Cadbury Schweppes was effectively defenestrated and lost as a listed-London firm due to the agitation of Peltz.

Conglomerates, notably Nestle and Procter & Gamble, in similar territory to Unilever, have been forced into radical change because of sub-octane growth. Nevertheless, they have largely held together.

Unilever, in contrast, has been jettisoning good enterprises, including its spreads operation, teas and ice cream with gay abandon. 

The argument all along is that beauty and well-being, personal care and home care is where the future lies. 

Certainly, the excellence of Unilever’s R&D in these areas and uncanny ability to take on and develop brands has been impressive.

Shedding assets and selling out, as evidenced by Cadbury, which has sacrificed the reputation of its products, can be an error. Unilever’s deal with McCormick is a mess. 

Admittedly, releasing $15.7billion of cash will be useful. It would allow Unilever to dive into the takeover market, perhaps fulfilling former boss Alan Jope’s £50billion ambition to buy out GSK’s consumer healthcare arm now renamed Haleon. It was an aborted deal which contributed to an early departure.

The current transaction may have been structured cleverly, to avoid excessive taxation, but it leaves Unilever as the 65 per cent owner of condiments champion McCormick.

Where ultimate authority will lie is unsaid. But the possibility of cost reductions – read redundancies and job losses – is high. 
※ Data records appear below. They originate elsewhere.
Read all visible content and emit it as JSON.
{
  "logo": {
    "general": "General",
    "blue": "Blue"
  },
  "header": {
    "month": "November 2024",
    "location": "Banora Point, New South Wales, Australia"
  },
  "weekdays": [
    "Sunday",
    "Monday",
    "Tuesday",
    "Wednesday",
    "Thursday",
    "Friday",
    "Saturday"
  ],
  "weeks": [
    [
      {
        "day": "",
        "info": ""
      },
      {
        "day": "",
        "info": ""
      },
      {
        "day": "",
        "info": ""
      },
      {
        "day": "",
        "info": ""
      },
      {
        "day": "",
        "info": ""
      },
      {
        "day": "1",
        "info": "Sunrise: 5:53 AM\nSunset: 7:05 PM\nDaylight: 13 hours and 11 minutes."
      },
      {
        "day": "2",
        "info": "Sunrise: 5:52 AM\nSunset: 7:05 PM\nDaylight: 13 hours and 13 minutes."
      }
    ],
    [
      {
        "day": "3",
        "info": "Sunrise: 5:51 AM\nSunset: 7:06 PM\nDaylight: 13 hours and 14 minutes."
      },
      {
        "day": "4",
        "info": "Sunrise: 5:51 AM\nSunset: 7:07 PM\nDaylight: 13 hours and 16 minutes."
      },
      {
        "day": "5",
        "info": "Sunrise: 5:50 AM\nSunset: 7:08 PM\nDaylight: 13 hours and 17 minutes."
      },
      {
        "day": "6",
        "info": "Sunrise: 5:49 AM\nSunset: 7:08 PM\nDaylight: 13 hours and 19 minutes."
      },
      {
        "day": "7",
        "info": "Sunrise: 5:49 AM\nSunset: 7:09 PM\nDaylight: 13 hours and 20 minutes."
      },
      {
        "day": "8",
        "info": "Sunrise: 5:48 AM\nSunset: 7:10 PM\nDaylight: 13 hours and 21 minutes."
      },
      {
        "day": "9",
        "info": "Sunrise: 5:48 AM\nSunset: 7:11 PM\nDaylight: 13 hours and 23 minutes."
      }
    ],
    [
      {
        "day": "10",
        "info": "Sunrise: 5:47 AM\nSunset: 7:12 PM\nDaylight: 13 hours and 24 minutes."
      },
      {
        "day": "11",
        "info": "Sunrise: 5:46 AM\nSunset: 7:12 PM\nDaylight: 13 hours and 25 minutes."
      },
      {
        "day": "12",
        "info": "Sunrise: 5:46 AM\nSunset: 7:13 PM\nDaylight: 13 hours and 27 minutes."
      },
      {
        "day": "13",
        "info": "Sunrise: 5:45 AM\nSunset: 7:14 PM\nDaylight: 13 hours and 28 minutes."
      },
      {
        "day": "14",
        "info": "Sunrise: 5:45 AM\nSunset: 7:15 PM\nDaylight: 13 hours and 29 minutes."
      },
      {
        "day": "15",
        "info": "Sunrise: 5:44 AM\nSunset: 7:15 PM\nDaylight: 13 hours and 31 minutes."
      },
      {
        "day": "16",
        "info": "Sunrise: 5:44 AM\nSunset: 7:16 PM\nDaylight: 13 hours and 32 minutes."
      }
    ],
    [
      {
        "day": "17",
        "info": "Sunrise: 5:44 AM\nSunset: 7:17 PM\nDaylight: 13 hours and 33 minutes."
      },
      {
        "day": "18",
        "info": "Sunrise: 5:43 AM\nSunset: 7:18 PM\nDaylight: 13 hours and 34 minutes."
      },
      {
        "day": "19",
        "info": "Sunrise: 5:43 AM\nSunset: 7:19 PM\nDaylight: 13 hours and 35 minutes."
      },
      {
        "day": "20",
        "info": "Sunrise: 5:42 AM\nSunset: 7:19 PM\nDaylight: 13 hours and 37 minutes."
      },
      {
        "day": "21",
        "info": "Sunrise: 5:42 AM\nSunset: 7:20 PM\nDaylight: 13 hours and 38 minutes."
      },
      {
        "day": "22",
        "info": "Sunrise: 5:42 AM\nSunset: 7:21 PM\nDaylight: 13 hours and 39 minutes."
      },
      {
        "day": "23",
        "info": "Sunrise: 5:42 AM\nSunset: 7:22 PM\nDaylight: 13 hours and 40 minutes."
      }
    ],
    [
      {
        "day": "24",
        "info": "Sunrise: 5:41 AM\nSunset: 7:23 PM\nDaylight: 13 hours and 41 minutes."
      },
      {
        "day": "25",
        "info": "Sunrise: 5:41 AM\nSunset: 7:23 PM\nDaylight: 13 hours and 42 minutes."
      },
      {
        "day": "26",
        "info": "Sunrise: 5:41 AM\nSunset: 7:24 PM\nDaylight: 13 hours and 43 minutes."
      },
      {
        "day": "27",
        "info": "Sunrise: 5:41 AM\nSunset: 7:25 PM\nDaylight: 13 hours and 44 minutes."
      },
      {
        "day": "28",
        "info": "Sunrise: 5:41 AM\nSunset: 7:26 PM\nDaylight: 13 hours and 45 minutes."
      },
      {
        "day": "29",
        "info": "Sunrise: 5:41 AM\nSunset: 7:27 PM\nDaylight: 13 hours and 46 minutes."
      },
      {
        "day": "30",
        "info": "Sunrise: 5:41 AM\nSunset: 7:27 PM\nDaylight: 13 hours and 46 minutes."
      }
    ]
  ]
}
Then there is also the curiosity of India where the group’s quoted offshoot Hindustan Unilever – which will be hanging on to Horlicks, Hellmann’s and Marmite – for the moment is a roaring success.

It is worth noting that far from being a declining, slow-growth arm, foods last year was responsible for 22.6 per cent of income, matching that of personal care. 

The idea that weight-loss drugs have undermined the value of power food brands is one of those myths pedalled by investment banks and PR executives anxious to get fat fees and bonuses over the line.

These pages have long defended British companies from being sliced, diced and sold on. The cries that Britain must be open to overseas investment and heritage doesn’t matter must be questioned. 

It almost lost AstraZeneca to the US in 2014, saw aerospace pathfinder Cobham defenestrated and allowed the nation’s finest tech company Arm Holdings to lose its British moorings.

Marmite, Colman, Bovril and Knorr may not be cutting-edge products. The fate of investment trusts, such as Herald, Edinburgh and Impax may appear marginal to the UK as a centre of financial excellence.

Unilever’s dance of the seven veils has been conducted in haste at the behest of a professional deal-maker in Peltz, who has no concept of the national interest. 

When Unilever put former finance director Fernando Fernandez in charge, it reduced a strong marketing and science culture and love of brands to simply numbers on a balance sheet. 

The sugar rush of the McCormick deal is hasty and ill-conceived.